Most satisfying post-election moment

Hearing Rush Limbaugh utter the words “Senator-elect Hillary Rodham Clinton,” accompanied by: “I almost want to wash my mouth out when I say that.”

Green myth

There never was a Green Party candidacy. It was really the Nader Party, if for no other reason than that Nader wasn’t a member of the Green Party. And yet without Nader, there is no viable national Green Party. The whole premise of the campaign was faulty. Would it have mattered if Nader got the 5 percent necessary to qualify the party for federal matching funds for 2004? Only if you believe that $14-or-so million would be enough to attract a credible candidate, or that Nader himself would earn electoral respectability and run again. For the sake of comparison, witness the crashing and burning this year of the Reform Party under the Buchanan banner.

Consequence of the green myth

As much damage as it appears Nader did to Gore, he seems to have inflicted even more grief on the very party he had hoped to bolster. After possibly handing the election to Bush, as predicted, it will be a long time before wavering voters fearful of right-wing rule again risk a vote on a candidate who promises to lose. Now it won’t matter who runs in 2004–and wouldn’t, even if the party had reached the 5 percent threshold. The national Green Party cause has been set back a generation. Better for the Greens had they built from the ground up–a strategy to which it should return–instead of attempting a disastrous Great Leap Forward.

Worse still, Nader’s post-election gloating over his spoiler role angered many who felt they had cast principled votes. Expect to hear the mantra “Remember Nader”–not uttered in a positive sense–in every presidential election for the foreseeable future. It will get particularly loud after Bush’s first Supreme Court appointment.

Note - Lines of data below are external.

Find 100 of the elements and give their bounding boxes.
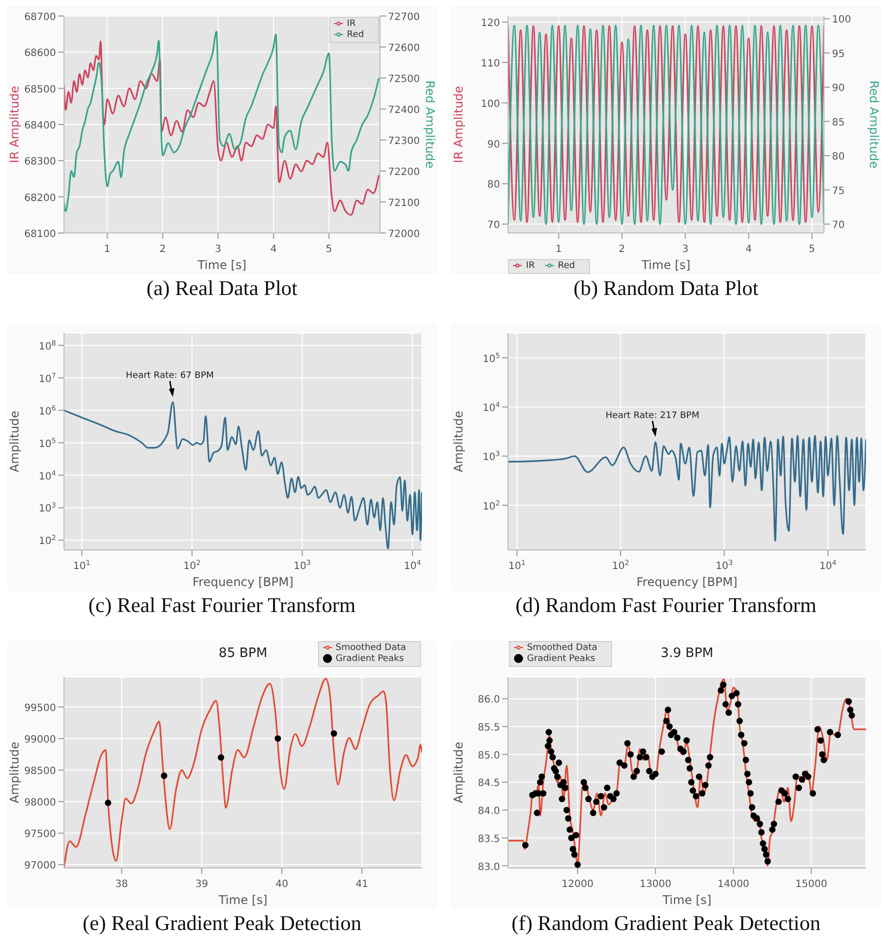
x-tick-label: 10$^{4}$: [404, 559, 422, 572]
y-tick-label: 10$^{5}$: [482, 352, 500, 366]
chart-title: 3.9 BPM: [660, 646, 714, 661]
text: (f) Random Gradient Peak Detection: [510, 910, 822, 936]
x-tick-label: 10$^{2}$: [612, 559, 630, 572]
y2-tick-label: 72400: [388, 105, 420, 116]
x-tick-label: 5: [326, 244, 332, 255]
x-tick-label: 10$^{3}$: [294, 559, 311, 572]
text: (e) Real Gradient Peak Detection: [82, 910, 362, 936]
point: [218, 754, 224, 760]
y-tick-label: 120: [480, 18, 500, 30]
y-tick-label: 10$^{4}$: [38, 470, 57, 483]
x-tick-label: 10$^{1}$: [73, 559, 90, 572]
y-tick-label: 99000: [24, 734, 56, 746]
legend-label: IR: [346, 19, 356, 29]
y-tick-label: 85.0: [478, 750, 500, 762]
y-axis-title: Amplitude: [7, 411, 22, 473]
y-tick-label: 97500: [24, 828, 56, 840]
y-tick-label: 10$^{7}$: [38, 372, 56, 386]
y-axis-title: IR Amplitude: [451, 86, 466, 164]
y-tick-label: 68400: [24, 120, 56, 132]
y-tick-label: 10$^{3}$: [482, 450, 500, 464]
x-tick-label: 5: [808, 244, 816, 255]
annotation: Heart Rate: 67 BPM: [126, 371, 214, 382]
x-tick-label: 4: [745, 244, 752, 255]
y-tick-label: 97000: [24, 860, 56, 872]
y-tick-label: 68600: [24, 48, 56, 60]
y2-axis-title: Red Amplitude: [422, 80, 437, 169]
x-tick-label: 2: [618, 244, 626, 255]
x-axis-title: Time [s]: [218, 892, 268, 907]
text: (a) Real Data Plot: [145, 276, 299, 301]
y-tick-label: 68200: [24, 192, 56, 204]
y-tick-label: 98500: [24, 766, 56, 777]
y-tick-label: 99500: [24, 702, 56, 714]
y-tick-label: 10$^{3}$: [38, 502, 56, 516]
x-tick-label: 3: [214, 244, 222, 255]
y-tick-label: 83.5: [478, 834, 500, 845]
y2-tick-label: 80: [832, 152, 845, 163]
x-tick-label: 12000: [562, 878, 594, 890]
y-tick-label: 10$^{6}$: [38, 404, 57, 418]
y-tick-label: 10$^{2}$: [38, 534, 56, 548]
y-tick-label: 80: [487, 180, 500, 191]
x-axis-title: Frequency [BPM]: [636, 575, 738, 590]
x-tick-label: 4: [270, 244, 277, 255]
y2-tick-label: 95: [832, 48, 845, 60]
x-tick-label: 10$^{2}$: [183, 559, 201, 572]
y2-axis-title: Red Amplitude: [866, 80, 881, 169]
y-tick-label: 10$^{5}$: [38, 437, 56, 450]
x-tick-label: 14000: [717, 878, 750, 890]
legend-label: Red: [346, 30, 364, 40]
y-axis-title: Amplitude: [451, 411, 466, 473]
y-tick-label: 83.0: [478, 861, 500, 872]
text: (b) Random Data Plot: [572, 276, 760, 301]
text: (d) Random Fast Fourier Transform: [514, 593, 818, 618]
y-tick-label: 68500: [24, 84, 56, 96]
legend-label: IR: [526, 261, 535, 271]
x-tick-label: 40: [275, 878, 288, 890]
legend-label: Gradient Peaks: [336, 654, 404, 664]
legend-label: Red: [558, 261, 576, 271]
x-tick-label: 15000: [795, 878, 828, 890]
y-tick-label: 10$^{8}$: [38, 340, 56, 353]
y2-tick-label: 90: [832, 83, 845, 94]
y2-tick-label: 72100: [388, 198, 420, 209]
y2-tick-label: 72700: [388, 12, 420, 23]
x-axis-title: Frequency [BPM]: [192, 575, 294, 590]
y-tick-label: 110: [480, 58, 500, 70]
y-tick-label: 68100: [24, 229, 56, 240]
legend-label: Smoothed Data: [336, 642, 406, 653]
text: (c) Real Fast Fourier Transform: [87, 593, 357, 618]
y-tick-label: 10$^{2}$: [482, 500, 500, 513]
point: [274, 735, 282, 742]
x-tick-label: 41: [356, 878, 368, 890]
y2-tick-label: 72300: [388, 136, 420, 147]
y-tick-label: 68300: [24, 156, 56, 168]
point: [330, 730, 338, 736]
y-tick-label: 100: [480, 98, 500, 110]
y-tick-label: 85.5: [478, 722, 500, 734]
y-tick-label: 98000: [24, 797, 56, 808]
y-axis-title: Amplitude: [7, 741, 22, 803]
x-axis-title: Time [s]: [196, 258, 246, 272]
y-tick-label: 68700: [24, 12, 56, 23]
annotation: Heart Rate: 217 BPM: [606, 411, 700, 422]
point: [104, 799, 112, 806]
y2-tick-label: 75: [832, 186, 845, 197]
y-tick-label: 84.0: [478, 806, 500, 817]
y2-tick-label: 72500: [388, 74, 420, 85]
point: [160, 772, 168, 779]
legend-label: Gradient Peaks: [527, 654, 596, 664]
x-tick-label: 2: [159, 244, 166, 255]
x-axis-title: Time [s]: [662, 892, 712, 907]
y2-tick-label: 72200: [388, 167, 420, 178]
x-tick-label: 38: [115, 878, 128, 890]
legend-label: Smoothed Data: [527, 642, 598, 653]
y-tick-label: 90: [487, 139, 500, 150]
y-tick-label: 10$^{4}$: [482, 401, 501, 414]
x-tick-label: 10$^{1}$: [508, 559, 526, 572]
x-tick-label: 1: [104, 244, 110, 255]
y-tick-label: 70: [487, 220, 500, 232]
x-tick-label: 13000: [640, 878, 672, 890]
y-tick-label: 84.5: [478, 778, 500, 789]
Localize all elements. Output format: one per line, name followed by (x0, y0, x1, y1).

Most predictable outcome of the election

County election officials around the country will live in fear of being the next Theresa LePore, the elections supervisor in Palm Beach County (and a Democrat) whose “butterfly” ballot design resulted in 22,000 corrupted ballots that could have guaranteed a Gore victory. Look for officials to be a tad more careful about ballot design and less willing to disqualify ballots. Second and third most predictable outcomes: much higher voter turnout in 2004 and a budding business in ballot redesign.

Some things we learned from the 2000 elections

If more than 22,000 people in one county all mismark their ballots (19,000 that were double-punched and 3,000-plus suspicious Buchanan votes), there’s probably something wrong with the ballot.

If 15,000 people in the same county mismarked their ballots four years ago, there’s probably something wrong with the people who keep giving them a bum ballot.

Elections for judge between Democrats who are tough on crime and Republicans who are tough on crime go to the Republicans. Is it time to try easy on crime?